AI Workflow Tips for Power Users
- Build a personal prompt library in Notion or Apple Notes — save your best performing prompts.
- Create prompt templates for recurring tasks (daily content, research, code review).
- Always start with
ROLE+CONTEXTbefore your main request. - Use
CHAIN_OF_THOUGHTfor any multi-step decisions or complex analysis. - After generating content, always run
/humanto strip AI-language artifacts. - Keep a swipe file of prompts that worked exceptionally well.
- Test the same prompt in different AI tools (ChatGPT vs Claude vs Gemini) to compare results.
The Future of AI Prompting
Prompting is evolving faster than most people realise. Here’s where we’re heading:
- Prompt marketplaces will emerge — people will buy and sell proven prompt systems.
- AI models will get better at interpreting implicit intent — reducing the need for verbose prompts.
- Multimodal prompting will become mainstream — combining text, images, audio, and data in single requests.
- Custom AI agents will be prompted once, then operate autonomously — the shift from commands to delegation.
- Prompt engineering will become a formal career — already is in enterprise AI teams.
- AI will train on your prompting patterns and personalise outputs automatically — think AI that knows your style.
The people who master prompting NOW will have a compounding advantage as AI gets more powerful.

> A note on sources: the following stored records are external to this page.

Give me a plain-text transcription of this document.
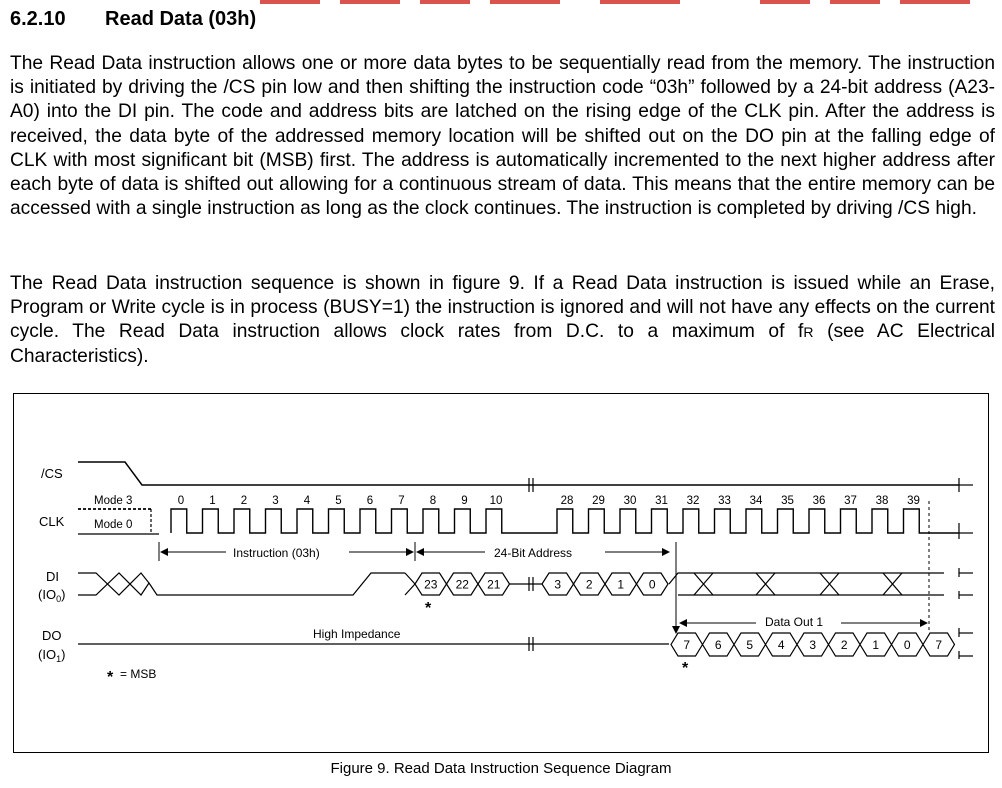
6.2.10 Read Data (03h)

The Read Data instruction allows one or more data bytes to be sequentially read from the memory. The instruction is initiated by driving the /CS pin low and then shifting the instruction code “03h” followed by a 24-bit address (A23-A0) into the DI pin. The code and address bits are latched on the rising edge of the CLK pin. After the address is received, the data byte of the addressed memory location will be shifted out on the DO pin at the falling edge of CLK with most significant bit (MSB) first. The address is automatically incremented to the next higher address after each byte of data is shifted out allowing for a continuous stream of data. This means that the entire memory can be accessed with a single instruction as long as the clock continues. The instruction is completed by driving /CS high.

The Read Data instruction sequence is shown in figure 9. If a Read Data instruction is issued while an Erase, Program or Write cycle is in process (BUSY=1) the instruction is ignored and will not have any effects on the current cycle. The Read Data instruction allows clock rates from D.C. to a maximum of fR (see AC Electrical Characteristics).

/CS
CLK
DI
$(IO_0)$
DO
$(IO_1)$
Mode 3
Mode 0
0 1 2 3 4 5 6 7 8 9 10	28 29 30 31 32 33 34 35 36 37 38 39
Instruction (03h)	24-Bit Address
23 22 21	3 2 1 0
*
High Impedance
7 6 5 4 3 2 1 0 7
*
Data Out 1
* = MSB
Figure 9. Read Data Instruction Sequence Diagram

Every month you delay is a month of lost leverage.
How Power Users Actually Use ChatGPT
Here’s what separates casual users from elite AI operators:
- They start with context — Always give background before asking anything.

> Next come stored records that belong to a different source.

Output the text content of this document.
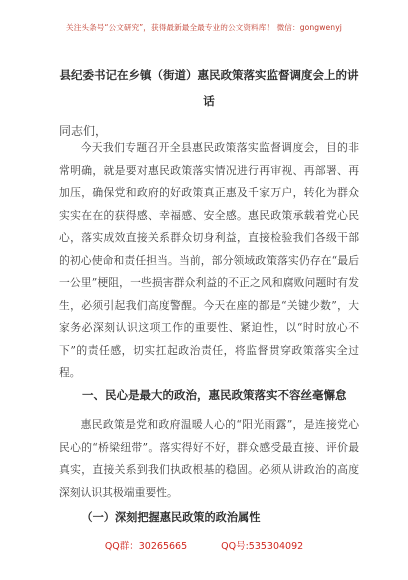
关注头条号“公文研究”，获得最新最全最专业的公文资料库！ 微信：gongwenyj
县纪委书记在乡镇（街道）惠民政策落实监督调度会上的讲话
同志们，

今天我们专题召开全县惠民政策落实监督调度会，目的非常明确，就是要对惠民政策落实情况进行再审视、再部署、再加压，确保党和政府的好政策真正惠及千家万户，转化为群众实实在在的获得感、幸福感、安全感。惠民政策承载着党心民心，落实成效直接关系群众切身利益，直接检验我们各级干部的初心使命和责任担当。当前，部分领域政策落实仍存在“最后一公里”梗阻，一些损害群众利益的不正之风和腐败问题时有发生，必须引起我们高度警醒。今天在座的都是“关键少数”，大家务必深刻认识这项工作的重要性、紧迫性，以“时时放心不下”的责任感，切实扛起政治责任，将监督贯穿政策落实全过程。

一、民心是最大的政治，惠民政策落实不容丝毫懈怠

惠民政策是党和政府温暖人心的“阳光雨露”，是连接党心民心的“桥梁纽带”。落实得好不好，群众感受最直接、评价最真实，直接关系到我们执政根基的稳固。必须从讲政治的高度深刻认识其极端重要性。

（一）深刻把握惠民政策的政治属性
QQ群：30265665	QQ号:535304092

- They assign roles — Never ask a naked question without
ROLE:in front of it. - They iterate relentlessly — Great output requires 3–5 rounds of refinement.
- They have saved prompts — Not starting from scratch every single time.
- They combine AI with systems — ChatGPT + Notion + Zapier + n8n = an AI-powered workflow machine.
- They verify outputs — They treat AI as a first draft, not a final answer.
- They experiment daily — The best prompts come from constant testing, not guessing.
FAQ: Everything You Want to Know About AI Shortcodes
The Future Belongs to AI-Fluent Humans
We’re in the middle of the most significant technological shift in human history. And unlike previous revolutions that favoured capital or physical resources, this one favours communication.
The people who win in the AI era won’t just be the ones who use AI — they’ll be the ones who communicate with it brilliantly. Prompting is becoming the new literacy. The shortcodes, frameworks, and strategies in this guide are your toolkit.
Start small. Pick 5 shortcodes from this article. Use them every day for a week. Then layer in brain modes and stacking techniques. Build your personal prompt library. Refine, iterate, and grow.
Because the truth is: the gap between a person who knows how to prompt and one who doesn’t is only growing. And it’s already enormous.